Brooke Gladstone: The final word on Murdoch is always, it's about the money. He'll dance with Hillary Clinton, he'll dance with Donald Trump, with Tony Blair, with whomever in order to get what he wants. Is it about the money now or is it about politics? Has he changed?
Jim Rutenberg: Well, there are different views on that question from people who know him well. I just want to say one thing. Yes, it's about the money, always about the money, but I always think the politics and the power have always been mixed up together. Yes, he'll dance with a liberal, but when he is dancing with Tony Blair, Tony Blair's also getting behind the war in Iraq, which Rupert Murdoch really wanted. Certain kinds of Democrats, he'll flirt with, but inexorably, the line he's drawn has been to the right, and the influence he's exerted has been conservative.
Now, has he changed? There's a view among some people around him that, yes, he has in fact changed. That he'd like to see himself as afflicting the powerful and fighting for the little guy and that was the way his papers, the tabloids positioned themselves.
Brooke Gladstone: Standing up for the have-nots, is that what you're saying?
Jim Rutenberg: Yes, and someone outside the elite circles, which on one level, he was born of incredible privilege, but self-image for all of us drives you more than reality sometimes. There is a view that as he got more inside the halls of power, he did change. What hasn't changed and it's clear in the transcripts that came out on this Dominion trial, is there's always been this sort of nonchalance about it like, “Oh, everyone's getting all worked up about this democracy stuff. Give me a break. We're not responsible for that. The rest of the press, mostly liberal, they just are out to get me anyway,” so there's a lot of consistency.

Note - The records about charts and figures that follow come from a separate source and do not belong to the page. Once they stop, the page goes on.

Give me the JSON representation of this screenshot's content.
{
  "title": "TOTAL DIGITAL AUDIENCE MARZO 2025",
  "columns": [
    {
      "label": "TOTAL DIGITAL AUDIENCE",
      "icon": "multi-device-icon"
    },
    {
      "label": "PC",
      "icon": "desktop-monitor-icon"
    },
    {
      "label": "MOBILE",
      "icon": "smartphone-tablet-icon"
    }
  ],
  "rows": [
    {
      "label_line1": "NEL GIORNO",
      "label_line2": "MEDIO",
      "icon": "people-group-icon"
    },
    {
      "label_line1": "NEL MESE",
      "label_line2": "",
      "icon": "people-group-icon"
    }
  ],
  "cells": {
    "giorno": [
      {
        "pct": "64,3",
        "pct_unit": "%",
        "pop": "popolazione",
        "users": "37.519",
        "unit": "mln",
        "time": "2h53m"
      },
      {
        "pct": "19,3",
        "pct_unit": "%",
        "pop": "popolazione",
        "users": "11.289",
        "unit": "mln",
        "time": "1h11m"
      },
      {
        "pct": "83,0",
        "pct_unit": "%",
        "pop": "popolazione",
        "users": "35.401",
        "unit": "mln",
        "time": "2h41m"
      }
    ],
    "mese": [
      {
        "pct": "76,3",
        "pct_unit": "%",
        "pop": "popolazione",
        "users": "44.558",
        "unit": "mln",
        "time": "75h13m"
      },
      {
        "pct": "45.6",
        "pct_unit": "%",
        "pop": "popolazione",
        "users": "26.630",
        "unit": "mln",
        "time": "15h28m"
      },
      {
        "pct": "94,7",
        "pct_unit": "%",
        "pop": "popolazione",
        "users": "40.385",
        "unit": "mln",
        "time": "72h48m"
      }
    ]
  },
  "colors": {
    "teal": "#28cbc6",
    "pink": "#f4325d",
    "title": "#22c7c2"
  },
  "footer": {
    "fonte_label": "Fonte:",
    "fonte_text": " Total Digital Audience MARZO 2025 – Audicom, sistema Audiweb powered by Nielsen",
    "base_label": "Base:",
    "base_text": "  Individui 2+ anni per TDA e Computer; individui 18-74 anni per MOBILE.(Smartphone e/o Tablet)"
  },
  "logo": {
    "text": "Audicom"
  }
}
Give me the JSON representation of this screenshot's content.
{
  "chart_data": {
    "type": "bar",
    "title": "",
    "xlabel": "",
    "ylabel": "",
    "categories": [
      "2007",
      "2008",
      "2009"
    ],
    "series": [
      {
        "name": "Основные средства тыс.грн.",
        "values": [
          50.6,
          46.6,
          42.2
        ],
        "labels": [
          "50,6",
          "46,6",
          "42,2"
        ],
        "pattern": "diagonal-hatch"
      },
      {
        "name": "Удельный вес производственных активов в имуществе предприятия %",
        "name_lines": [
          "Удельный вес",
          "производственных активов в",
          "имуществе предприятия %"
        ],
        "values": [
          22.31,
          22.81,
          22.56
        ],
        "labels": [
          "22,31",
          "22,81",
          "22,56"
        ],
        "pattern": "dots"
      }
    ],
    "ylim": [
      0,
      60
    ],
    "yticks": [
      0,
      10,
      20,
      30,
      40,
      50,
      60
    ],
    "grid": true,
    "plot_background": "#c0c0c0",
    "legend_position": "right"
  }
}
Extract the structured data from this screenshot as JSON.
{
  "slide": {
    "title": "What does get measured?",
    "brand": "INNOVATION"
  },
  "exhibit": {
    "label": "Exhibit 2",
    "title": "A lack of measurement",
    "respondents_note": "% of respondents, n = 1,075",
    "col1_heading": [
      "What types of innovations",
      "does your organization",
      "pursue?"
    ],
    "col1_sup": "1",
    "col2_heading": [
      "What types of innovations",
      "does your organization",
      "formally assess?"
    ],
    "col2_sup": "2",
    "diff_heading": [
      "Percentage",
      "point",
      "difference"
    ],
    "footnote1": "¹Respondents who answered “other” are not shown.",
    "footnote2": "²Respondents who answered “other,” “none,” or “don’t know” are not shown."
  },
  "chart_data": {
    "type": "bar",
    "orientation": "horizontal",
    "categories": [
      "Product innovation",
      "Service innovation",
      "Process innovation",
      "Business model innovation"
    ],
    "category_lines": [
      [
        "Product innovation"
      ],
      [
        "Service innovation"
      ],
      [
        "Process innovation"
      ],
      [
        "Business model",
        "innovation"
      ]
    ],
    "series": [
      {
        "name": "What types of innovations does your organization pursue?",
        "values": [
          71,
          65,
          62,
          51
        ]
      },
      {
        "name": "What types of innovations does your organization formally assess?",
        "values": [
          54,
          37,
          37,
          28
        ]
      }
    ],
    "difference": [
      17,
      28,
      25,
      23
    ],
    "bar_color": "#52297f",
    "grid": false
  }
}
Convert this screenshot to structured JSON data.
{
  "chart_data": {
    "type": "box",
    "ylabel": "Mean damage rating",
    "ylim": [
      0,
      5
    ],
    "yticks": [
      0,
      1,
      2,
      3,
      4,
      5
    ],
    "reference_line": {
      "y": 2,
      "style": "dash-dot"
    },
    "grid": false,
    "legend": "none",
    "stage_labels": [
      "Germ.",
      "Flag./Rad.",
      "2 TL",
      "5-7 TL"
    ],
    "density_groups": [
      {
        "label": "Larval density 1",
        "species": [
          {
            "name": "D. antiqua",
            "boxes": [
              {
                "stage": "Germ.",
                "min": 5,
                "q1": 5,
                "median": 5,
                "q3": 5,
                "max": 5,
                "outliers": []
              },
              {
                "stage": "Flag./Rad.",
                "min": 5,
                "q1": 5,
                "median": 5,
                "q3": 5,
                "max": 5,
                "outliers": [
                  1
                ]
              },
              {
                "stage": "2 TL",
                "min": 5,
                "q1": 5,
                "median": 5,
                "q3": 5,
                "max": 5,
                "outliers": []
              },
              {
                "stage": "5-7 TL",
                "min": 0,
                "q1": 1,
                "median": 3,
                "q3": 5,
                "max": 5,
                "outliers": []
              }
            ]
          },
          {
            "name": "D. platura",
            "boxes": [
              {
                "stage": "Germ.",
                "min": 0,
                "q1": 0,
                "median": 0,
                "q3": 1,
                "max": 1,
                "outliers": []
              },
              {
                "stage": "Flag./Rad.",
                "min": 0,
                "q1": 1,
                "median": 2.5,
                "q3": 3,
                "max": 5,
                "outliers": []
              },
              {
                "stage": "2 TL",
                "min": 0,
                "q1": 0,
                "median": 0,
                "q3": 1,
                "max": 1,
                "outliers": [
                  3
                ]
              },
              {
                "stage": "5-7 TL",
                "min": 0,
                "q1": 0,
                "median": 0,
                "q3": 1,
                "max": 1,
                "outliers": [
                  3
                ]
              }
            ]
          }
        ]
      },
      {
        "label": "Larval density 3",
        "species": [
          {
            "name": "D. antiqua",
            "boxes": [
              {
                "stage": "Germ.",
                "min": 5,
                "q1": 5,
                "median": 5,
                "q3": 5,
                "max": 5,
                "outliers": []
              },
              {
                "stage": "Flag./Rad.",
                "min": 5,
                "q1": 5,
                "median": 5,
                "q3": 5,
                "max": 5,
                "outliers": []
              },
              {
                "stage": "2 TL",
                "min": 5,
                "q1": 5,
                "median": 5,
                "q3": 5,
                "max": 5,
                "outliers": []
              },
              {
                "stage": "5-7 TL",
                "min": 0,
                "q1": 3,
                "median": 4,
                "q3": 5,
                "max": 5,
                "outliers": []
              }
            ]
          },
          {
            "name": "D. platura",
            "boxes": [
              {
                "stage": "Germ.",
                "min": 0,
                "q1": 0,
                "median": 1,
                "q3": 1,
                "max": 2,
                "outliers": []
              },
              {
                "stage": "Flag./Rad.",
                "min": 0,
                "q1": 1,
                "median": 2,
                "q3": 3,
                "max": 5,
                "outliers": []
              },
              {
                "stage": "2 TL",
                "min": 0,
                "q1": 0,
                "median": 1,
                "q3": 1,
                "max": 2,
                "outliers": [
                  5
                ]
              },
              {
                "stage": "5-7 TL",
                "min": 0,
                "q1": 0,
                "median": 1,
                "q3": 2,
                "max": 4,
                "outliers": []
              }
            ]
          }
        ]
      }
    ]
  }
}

Some people see some differences over time. At the end of the day, it really doesn't matter because the result is the same and the result’s what we all live with.
Brooke Gladstone: Right. Jim, thank you very much.
Jim Rutenberg: Thanks so much for having me.
Brooke Gladstone: Jim Rutenberg is a writer for The New York Times. Smartmatic’s $2.7 billion defamation lawsuit against Fox News is pending. The trial date is still to be determined.